Linus Pauling stamp debuts at university
Casey Campbell

Renowned scientist Linus Pauling was "vilified for many, many years by the United States government" for speaking against war and nuclear weapons, said his biographer, Thomas Hager.

"He suffered a lot from the heavy thumb of the government, from their attempts to suppress his opinions," said his son, Linus Pauling Jr.

During critical times in research, the chemist's passport was revoked, his right to travel denied.

How ironic, then, Hager said, that America would now send Pauling's likeness around the globe through the mail.

On Thursday afternoon, the U.S. Postal Service released a 41-cent stamp honoring the two-time Nobel laureate, and held a celebratory event at Oregon State University, Pauling's alma mater. Linus Pauling Jr. and Hager were both present to talk about the scientist.

The event drew about 300 to OSU's Memorial Ballroom, said Shelly Houghtaling, associate director of university events. Many attendees lined up to buy stamps.

Among them were about 15 students from Linus Pauling Middle School in Corvallis, all belonging to a youth mediation group inspired by the scientist-activist.

"This is awesome. I think it's really cool they're finally going to honor Linus Pauling," said seventh-grader Yesenia Herrera.

Seventh-grader Kayla Bucolo bought a souvenir envelope with stamp and a postmark specially designed for the event for $8.

"I'll probably just hang it up and keep it," she said.

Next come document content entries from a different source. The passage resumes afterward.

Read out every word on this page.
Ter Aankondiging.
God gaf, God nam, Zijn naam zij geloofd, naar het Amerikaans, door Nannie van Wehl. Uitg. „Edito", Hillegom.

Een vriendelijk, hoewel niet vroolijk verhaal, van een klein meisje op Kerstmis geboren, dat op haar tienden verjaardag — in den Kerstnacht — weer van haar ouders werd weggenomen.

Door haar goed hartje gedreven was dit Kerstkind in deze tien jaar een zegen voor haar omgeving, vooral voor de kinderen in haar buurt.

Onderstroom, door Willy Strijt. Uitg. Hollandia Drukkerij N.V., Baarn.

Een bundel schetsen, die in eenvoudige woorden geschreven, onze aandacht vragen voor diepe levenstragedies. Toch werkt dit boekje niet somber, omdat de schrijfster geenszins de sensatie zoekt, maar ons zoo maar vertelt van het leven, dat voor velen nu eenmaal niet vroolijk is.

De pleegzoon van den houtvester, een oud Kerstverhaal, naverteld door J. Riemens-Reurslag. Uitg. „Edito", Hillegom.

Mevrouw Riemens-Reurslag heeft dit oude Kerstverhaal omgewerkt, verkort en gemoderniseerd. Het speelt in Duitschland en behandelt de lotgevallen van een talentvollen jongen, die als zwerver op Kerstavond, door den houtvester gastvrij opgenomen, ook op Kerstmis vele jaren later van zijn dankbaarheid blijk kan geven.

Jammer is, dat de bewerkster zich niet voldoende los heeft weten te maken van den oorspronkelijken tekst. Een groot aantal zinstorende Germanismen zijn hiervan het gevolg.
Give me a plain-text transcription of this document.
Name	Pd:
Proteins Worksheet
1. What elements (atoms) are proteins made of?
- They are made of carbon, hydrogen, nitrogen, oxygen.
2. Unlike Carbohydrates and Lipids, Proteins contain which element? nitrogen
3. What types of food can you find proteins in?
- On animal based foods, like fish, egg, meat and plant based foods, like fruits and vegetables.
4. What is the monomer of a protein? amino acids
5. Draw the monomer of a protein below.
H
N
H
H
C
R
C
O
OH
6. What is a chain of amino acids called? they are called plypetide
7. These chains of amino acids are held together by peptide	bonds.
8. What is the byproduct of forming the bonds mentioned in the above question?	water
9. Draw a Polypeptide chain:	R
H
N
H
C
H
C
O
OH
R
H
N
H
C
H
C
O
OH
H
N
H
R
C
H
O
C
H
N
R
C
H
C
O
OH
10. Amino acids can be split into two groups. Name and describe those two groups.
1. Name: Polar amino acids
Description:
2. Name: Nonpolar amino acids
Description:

Others, such as OSU biochemistry senior Jenna Smith, 22, planned to use the Pauling stamps they purchased. On Thursday, Smith was addressing envelopes to send to her mom and dad, two grandmothers, and her boyfriend's parents.

Smith said she learns about Pauling through her major, and professors always brag about his connection to the university. And the scientist's stamp is better than flowers or something insipid, she said.

Pauling, who graduated in 1922 from what was then Oregon Agricultural College, is the only man to win two unshared Nobel Prizes. He won in chemistry in 1954 for his work on the chemical bond. Pauling received the 1962 Nobel Peace Prize for years of activism against nuclear testing.

Pauling is one of four people honored on the newly issued American Scientists stamps, which come in sheets of 20. The others are biochemist Gerti Cory, astronomer Edwin Hubble and physicist John Bardeen.

A special postmark celebrating Pauling will be available at the Corvallis Post Office for about two months, but it must be requested, said Postmaster John Herrington.

During the event, Steve Lawson, administrative officer for the Linus Pauling Institute, recalled how Science Magazine had ranked Pauling along with Galileo, Newton and Einstein among the greatest scientists ever.

"Einstein called him a genius," he told the crowd.

But Pauling also was charismatic and courageous, Lawson said.

Linus Pauling Jr., 83, plans to travel from Honolulu to Corvallis again when OSU completes the $62.5 million Linus Pauling Science Center.

The center will house the scientists of the Linus Pauling Institute, which recently received $6 million to continue research into promoting health with vitamins and minerals, as well as other researchers, classrooms and labs. OSU also is the home of the Ava and Linus Pauling Papers, which include 500,000 items stored in the Valley Library.

"The way Linus Pauling has taken off at OSU is extremely rewarding," the scientist-activist's son said.